Outside the state, the response has been extremely supportive. Inside the state, it has been tougher. The truth is, the money has been certified, it can’t go elsewhere for a year and a half and we want to pay down debt with it. It makes sense to wait. I think they will crack and we will get to use it for that.

MKH: The tea parties aren’t that Republican friendly. How should the GOP deal with that — and how should the tea parties deal with it? (I got distracted by some noise in the background of the call and may have mangled this question a bit)

Cheney said if rebranding means changing our principles, I’m not that interested. I agree. I think we should look to better communicate our principles and ideas to people. That’s a good idea.

Eventually, the economy is going to recover. Our competitive position is bad and now we’re talking about making the corporate tax balance even worse. If Obama gets what he wants, it’s going to drive people in my profession out of the US. How do we deal with that?

We are competing globally and in the WSJ the other day, I saw an article on how non-competitive our corporate tax rate really is. I was talking to a friend in New York and he said, “What I am hearing from big pharmaceuticals and some of my other corporate friends is that we will just leave the United States if these changes go through.”

Can we get this message across the American people?

I think the American public gets competitiveness and they are worried about what it means for the country and their job. How does spending our way out of debt make sense?

Setting aside the stimulus money, how would you cut expenses?

We believe in the old fashioned way of doing things: When times are tough, you cut expenses. The family doesn’t have the option of just printing money when daddy loses his paycheck.

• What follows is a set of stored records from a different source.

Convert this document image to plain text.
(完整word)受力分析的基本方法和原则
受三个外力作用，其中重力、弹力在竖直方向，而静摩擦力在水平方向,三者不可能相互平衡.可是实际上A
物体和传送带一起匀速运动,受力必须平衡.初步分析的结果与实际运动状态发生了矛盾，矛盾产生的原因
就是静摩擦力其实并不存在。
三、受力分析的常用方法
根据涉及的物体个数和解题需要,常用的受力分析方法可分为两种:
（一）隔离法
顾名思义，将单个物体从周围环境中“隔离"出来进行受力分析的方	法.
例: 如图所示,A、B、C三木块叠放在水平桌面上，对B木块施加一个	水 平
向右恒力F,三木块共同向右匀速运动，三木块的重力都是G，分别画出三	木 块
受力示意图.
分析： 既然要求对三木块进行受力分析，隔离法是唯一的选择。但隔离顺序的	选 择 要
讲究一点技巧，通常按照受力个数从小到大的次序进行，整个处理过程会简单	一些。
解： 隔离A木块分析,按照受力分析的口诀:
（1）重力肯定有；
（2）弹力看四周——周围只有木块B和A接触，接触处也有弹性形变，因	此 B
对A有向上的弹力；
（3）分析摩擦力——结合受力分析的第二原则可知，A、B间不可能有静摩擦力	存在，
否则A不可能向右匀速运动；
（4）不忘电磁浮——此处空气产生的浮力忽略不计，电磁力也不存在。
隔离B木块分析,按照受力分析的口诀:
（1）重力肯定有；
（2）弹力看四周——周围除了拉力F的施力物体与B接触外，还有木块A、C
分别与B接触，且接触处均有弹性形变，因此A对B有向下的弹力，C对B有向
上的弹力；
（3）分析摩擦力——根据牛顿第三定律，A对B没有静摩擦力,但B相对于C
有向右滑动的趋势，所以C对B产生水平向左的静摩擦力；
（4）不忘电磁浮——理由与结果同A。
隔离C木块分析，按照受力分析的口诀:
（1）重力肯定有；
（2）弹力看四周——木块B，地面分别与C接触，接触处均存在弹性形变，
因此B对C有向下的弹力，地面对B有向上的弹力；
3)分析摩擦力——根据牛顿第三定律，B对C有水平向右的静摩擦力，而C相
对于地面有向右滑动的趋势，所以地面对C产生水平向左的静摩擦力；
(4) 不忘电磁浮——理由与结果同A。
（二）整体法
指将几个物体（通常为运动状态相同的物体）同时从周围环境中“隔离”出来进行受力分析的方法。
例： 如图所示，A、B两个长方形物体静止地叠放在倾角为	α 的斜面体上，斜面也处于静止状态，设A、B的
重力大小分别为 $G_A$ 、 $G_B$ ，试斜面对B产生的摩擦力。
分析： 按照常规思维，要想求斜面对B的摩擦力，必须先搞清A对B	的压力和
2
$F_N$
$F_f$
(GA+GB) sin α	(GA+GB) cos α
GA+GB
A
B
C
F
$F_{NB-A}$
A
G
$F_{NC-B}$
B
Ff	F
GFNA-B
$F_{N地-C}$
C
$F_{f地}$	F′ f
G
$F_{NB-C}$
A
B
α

We’re a legislatively dominated state and we have some duplication of services because of that. We can save money by getting contract workers instead of full time employees — the reaction to suggesting that from the legislature, to move it from our control. We wanted to cut a government controlled golf course by having it taken over by the private sector and the reaction was, no, you can’t; it would cost jobs at that course. That’s a problem we deal with here in South Carolina.

Summary: This was the first teleconference I’ve been on with Sanford. He’s a very soft spoken guy and perhaps a bit too honest for his own good (You probably shouldn’t tell everybody that you don’t know a lot about blogging and tech, but that you’re learning.) That said, he does come across as knowledgable, sincere, and serious about reducing the size of government though.